此时圣天子也不免大怒,即命周日清道:“既然方丈里有人家内眷,不要惊吓她们,你可将这贼秃,提到客堂里去,与他讲论。”周日清答应着,立即走过来,伸了一只手,将天然的衣领一把揪住,轻轻的一提,如同缚鸡一般,提着就走。天然死力挣脱,再也挣脱不开,不由得跟着周日清到了客堂。此时合山的和尚及庙视等人都已来齐,都站在客堂外面,七言八语的乱说,又见圣天子与周日清在盛怒之下,不敢进去。只见圣天子大喝一声道:“好贼秃,你还不给我跪下!”天然哪里肯依?周日清一听此言,叫他跪下也就不容他不跪,即将右腿一起,认定天然腿弯子上踢了一下,天然不由的便双膝跌下尘埃。圣天子便向他说道:“你这贼秃,太也托大,你但知势利两字,为尔等本来面目。你可知道高某是何人?我且告诉与你,内阁陈宏谋、刘墉是高某的老师,现在两江总督、江苏巡抚与高某同年。因高某奉旨前往江南密查要案,顺道过此,因慕平山名胜之地,乃重来一游,所以仆从人等全未随带,只是这位周老爷同来,因他是我的继子,沿途可以照应。方才在尔方丈之内,使尔陪着高某游玩游玩,尔见我等不是达官显贵,就不愿相陪,以俗事二字推倭,彼时周老爷也就暗含怒意,与尔辩驳起来。若非高某在旁极力排解,尔彼时就不免要吃苦,高某亦明知尔存了个势利之心,所谓势利山僧,到处皆是,这也不是你这贼秃一人,所以高某也不与你较量。为何尔因俗事,不愿与高某同游。又何以不因俗事追随那班内眷?高某却不明白。这也罢了,或者因那班内眷她家的家主,是你的施主,平时有布施,偶尔内眷来游,情不可却,不得不勉为其难,陪她们去游玩一回,只好将自己的俗事暂时抛下,非若暂时的过客偶尔到此,既无功德,又无布施,可以简慢。果然如此,于情理上还可以说得过去,不过太觉势利一点。为什么已经领着她们游玩一番,她们借尔的方丈宴客,自有她家的奴仆在那里侍候,设再不敷所使,尔只应派两个老年纪的庙祝进去相帮,才是道理。尔却恋恋不舍,借着这照应的题目,只管在里面追随。如此看来,你这贼秃,尚不仅在势利两字,及至周老爷唤尔出来,尔不知道自己有理亏之处,还敢出言顶撞,以为高某不过是寻常的过客,就顶撞他两句,绝不妨事。再不然,就倚仗官绅之力,以势压人。今高某也不与你在此较量,我将尔这贼秃送往地方官那里,勒令他处治你个勾引妇女的罪名,看你怎样奈何我高某。”天然见说出这一番话语,登时哀求起来。毕竟后事如何,且看下回分解。
第六十九回 还求恕罪前倔后恭 阅读来书惊心动魄
话说天然和尚,到了这个地步,知道这两个客官是京中的大员,也吓得魂飞魄散,伏在地下叩响头,口中哀求说道:“小僧有眼无珠,语言冒犯,接待不恭,还求两位大人、大老爷格外开恩,宽其既往,小僧当从此革面洗心,不敢再以势利两字存在心中。若将小僧送往地方官衙门惩治,这勾引妇女的罪名,小僧是万万担当不起,而且小僧实在不敢存这恶念。今日实因王八老爷的家眷,在此饬令小僧招呼,小僧又碍于施主份上,不得不勉强周旋。还求二位大人、大老爷俯鉴小僧不得已的苦衷,法外施仁,不咎既往,小僧当办香顶礼,日祝二位大人老爷万代公侯,子孙昌盛。”
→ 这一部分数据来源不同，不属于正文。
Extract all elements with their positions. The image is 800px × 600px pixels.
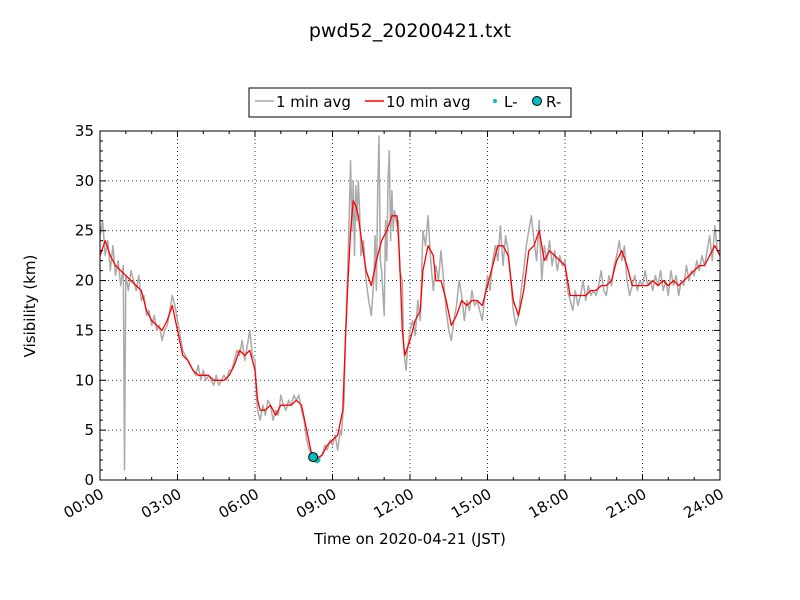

天然在里面跪,客堂外面这些和尚,见方丈如此,也就环跪下来哀求了一回。圣天子见了这样光景,倒也好笑,从前那种势利,现在又如此卑微,实在是山僧的本色。因暗想道:“他既然知罪,如此哀求,朕也不必与他较量了,就是他追随那班妇女,也是有他不得已的苦衷,他若不款待殷勤,又恐遭他施主之怪,只要他从此悔罪,也就算了。”心中想罢,也就问道:“你家从前的那个方丈,叫作了空,现在哪里去了?你可叫他前来见我,他见了我自然知道高某的来历。”